Timothy Couch (born August 19, 1961) is an American politician and former Republican member of the Kentucky House of Representatives who represented district 90 from 2003 to 2019. He was defeated for renomination in 2018 by Derek Lewis.

==Education==
Couch attended Hazard Community and Technical College and Cumberland College (now the University of the Cumberlands).

==Elections==
- 2012 Couch was unopposed for both the May 22, 2012 Republican Primary and the November 6, 2012 General election, winning with 11,239 votes.
- 2002 Couch challenged District 90 incumbent Representative Barbara Colter in the three-way 2002 Republican Primary, winning with 8,389 votes (60.8%) and was unopposed for the November 5, 2002 General election, winning with 7,514 votes.
- 2004 Couch was challenged by former Representative Colter in a one-on-one rematch in the 2004 Republican Primary, winning with 4,185 votes (68.4%) and was unopposed for the November 2, 2004 General election, winning with 9,751 votes.

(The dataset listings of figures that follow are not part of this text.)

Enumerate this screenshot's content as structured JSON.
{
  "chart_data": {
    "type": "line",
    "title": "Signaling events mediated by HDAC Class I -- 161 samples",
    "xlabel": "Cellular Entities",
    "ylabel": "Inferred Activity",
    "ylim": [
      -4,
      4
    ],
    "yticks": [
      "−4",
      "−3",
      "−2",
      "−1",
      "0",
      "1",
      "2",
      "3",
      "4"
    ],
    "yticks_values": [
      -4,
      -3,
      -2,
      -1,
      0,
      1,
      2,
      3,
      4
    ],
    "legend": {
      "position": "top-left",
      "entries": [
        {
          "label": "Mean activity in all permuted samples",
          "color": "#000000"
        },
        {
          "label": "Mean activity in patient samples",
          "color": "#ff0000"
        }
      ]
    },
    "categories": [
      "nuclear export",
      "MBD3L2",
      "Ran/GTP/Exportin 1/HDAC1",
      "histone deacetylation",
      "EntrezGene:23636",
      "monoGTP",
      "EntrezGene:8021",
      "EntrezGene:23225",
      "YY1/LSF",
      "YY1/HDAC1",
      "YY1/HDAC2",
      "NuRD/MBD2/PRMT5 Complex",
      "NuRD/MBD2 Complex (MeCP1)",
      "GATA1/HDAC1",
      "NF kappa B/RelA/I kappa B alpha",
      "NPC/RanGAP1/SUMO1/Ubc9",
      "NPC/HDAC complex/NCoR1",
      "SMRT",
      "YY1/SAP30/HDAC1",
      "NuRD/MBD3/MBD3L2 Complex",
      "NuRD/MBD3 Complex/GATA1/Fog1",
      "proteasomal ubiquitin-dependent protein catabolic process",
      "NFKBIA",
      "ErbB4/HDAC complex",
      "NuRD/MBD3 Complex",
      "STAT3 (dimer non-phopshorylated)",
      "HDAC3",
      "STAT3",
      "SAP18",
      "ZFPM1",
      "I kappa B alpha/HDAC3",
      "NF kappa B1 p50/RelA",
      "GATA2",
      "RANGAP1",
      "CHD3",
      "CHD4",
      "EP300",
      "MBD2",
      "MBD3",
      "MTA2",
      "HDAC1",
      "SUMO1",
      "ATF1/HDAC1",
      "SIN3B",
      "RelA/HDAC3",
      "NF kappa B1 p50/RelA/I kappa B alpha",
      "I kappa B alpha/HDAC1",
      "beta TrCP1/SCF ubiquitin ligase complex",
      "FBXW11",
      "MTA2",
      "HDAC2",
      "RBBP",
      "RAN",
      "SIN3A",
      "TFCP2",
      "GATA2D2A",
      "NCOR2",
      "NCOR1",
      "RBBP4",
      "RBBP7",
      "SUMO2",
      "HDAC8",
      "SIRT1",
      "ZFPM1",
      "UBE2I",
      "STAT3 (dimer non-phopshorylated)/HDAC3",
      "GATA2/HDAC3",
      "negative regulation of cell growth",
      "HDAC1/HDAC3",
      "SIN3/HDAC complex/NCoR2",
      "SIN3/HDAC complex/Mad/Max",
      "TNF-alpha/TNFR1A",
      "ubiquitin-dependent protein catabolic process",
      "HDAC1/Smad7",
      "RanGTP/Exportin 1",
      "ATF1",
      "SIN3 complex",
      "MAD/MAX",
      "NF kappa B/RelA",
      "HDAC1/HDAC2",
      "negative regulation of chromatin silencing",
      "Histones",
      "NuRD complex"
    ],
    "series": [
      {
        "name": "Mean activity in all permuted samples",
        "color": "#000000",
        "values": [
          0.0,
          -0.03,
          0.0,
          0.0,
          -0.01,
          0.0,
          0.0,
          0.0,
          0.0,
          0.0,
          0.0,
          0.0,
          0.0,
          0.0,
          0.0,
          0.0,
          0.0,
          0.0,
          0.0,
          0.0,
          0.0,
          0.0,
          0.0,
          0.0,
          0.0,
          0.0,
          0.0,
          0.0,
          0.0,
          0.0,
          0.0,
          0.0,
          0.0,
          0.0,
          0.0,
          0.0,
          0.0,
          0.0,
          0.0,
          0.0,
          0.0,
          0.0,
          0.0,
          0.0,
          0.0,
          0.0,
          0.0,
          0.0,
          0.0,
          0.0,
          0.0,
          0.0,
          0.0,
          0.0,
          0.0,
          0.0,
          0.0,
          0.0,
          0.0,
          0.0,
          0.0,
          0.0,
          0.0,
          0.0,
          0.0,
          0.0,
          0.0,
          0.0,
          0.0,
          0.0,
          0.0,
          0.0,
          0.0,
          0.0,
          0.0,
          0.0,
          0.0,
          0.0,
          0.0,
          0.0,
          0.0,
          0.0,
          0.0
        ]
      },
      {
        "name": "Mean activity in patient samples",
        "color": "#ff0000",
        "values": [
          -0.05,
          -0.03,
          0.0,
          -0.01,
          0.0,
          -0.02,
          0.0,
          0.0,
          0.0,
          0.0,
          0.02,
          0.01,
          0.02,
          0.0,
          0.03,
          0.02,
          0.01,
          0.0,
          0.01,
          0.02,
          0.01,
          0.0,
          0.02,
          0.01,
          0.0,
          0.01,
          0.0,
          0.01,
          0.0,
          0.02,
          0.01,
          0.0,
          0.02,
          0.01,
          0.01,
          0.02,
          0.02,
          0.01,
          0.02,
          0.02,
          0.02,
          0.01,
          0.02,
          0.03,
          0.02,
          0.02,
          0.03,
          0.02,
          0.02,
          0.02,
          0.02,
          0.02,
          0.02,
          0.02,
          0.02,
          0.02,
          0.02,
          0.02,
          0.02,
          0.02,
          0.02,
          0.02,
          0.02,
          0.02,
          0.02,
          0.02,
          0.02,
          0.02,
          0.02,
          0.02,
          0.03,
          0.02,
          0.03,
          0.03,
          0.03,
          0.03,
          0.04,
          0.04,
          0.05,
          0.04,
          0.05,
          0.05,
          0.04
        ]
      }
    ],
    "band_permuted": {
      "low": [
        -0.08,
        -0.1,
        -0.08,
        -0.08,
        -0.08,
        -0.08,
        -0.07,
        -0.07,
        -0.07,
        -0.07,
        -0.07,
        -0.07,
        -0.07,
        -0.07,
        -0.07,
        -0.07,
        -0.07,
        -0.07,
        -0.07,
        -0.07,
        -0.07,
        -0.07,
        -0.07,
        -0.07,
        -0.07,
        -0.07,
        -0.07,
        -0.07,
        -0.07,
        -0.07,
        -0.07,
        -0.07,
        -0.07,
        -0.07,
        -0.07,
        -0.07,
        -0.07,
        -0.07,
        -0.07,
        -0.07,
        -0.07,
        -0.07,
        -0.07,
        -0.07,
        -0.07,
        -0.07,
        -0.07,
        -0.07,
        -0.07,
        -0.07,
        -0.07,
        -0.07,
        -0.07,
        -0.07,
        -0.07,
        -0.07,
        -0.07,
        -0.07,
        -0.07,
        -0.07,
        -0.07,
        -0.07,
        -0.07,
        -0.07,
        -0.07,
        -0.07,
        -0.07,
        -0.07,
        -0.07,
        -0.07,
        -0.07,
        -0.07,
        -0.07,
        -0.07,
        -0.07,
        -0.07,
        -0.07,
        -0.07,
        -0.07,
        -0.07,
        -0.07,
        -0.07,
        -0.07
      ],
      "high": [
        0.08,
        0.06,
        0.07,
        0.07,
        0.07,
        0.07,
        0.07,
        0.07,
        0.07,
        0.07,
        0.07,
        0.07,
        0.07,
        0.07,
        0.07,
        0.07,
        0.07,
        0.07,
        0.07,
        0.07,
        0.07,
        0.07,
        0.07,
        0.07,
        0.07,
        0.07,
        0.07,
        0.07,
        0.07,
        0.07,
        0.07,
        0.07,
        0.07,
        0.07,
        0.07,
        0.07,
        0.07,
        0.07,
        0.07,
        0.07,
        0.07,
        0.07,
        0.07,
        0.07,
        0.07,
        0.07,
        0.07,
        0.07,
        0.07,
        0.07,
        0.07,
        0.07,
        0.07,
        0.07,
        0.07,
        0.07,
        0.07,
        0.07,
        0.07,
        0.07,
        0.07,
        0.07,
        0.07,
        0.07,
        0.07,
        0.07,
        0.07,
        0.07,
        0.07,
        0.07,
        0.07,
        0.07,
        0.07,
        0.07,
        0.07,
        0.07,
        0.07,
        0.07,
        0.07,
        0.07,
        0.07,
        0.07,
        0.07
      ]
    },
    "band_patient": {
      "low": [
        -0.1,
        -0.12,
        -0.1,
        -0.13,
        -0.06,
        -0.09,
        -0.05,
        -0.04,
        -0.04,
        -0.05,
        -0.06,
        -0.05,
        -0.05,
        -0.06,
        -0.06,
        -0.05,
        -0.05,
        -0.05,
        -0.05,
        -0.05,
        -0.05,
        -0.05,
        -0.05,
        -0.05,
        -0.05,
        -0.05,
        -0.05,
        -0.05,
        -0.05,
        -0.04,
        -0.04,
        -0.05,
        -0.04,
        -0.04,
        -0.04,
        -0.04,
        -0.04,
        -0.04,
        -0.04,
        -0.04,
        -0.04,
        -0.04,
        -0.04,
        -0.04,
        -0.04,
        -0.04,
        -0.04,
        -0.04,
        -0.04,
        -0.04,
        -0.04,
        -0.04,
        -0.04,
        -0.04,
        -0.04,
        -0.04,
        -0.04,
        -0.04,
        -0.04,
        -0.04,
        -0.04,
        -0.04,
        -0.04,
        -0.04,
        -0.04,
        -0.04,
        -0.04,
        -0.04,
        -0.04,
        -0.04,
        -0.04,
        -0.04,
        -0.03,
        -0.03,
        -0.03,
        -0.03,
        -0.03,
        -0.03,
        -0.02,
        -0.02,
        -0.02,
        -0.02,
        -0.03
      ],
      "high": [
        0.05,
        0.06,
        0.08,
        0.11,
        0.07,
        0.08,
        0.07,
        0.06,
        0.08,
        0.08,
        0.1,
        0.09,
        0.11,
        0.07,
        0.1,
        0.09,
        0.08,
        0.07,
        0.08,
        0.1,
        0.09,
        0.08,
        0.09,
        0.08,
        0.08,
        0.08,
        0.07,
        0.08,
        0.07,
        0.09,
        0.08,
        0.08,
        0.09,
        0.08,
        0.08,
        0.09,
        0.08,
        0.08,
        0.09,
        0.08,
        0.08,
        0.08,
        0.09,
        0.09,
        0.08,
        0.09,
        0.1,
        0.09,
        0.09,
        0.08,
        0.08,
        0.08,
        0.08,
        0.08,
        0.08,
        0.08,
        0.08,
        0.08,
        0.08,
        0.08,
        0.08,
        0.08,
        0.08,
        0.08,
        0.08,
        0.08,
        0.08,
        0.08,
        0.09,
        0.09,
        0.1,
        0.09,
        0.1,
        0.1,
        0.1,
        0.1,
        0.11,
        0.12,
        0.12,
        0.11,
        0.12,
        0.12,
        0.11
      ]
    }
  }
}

- 2006 Couch was unopposed for both the 2006 Republican Primary and the November 7, 2006 General election, winning with 9,167 votes.
- 2008 Couch was challenged in the three-way 2008 Republican Primary, winning with 3,002 votes (65.7%) and was unopposed for the November 4, 2008 General election, winning with 10,636 votes.
- 2010 Couch was unopposed for both the May 18, 2010 Republican Primary and the November 2, 2010 General election, winning with 8,841 votes.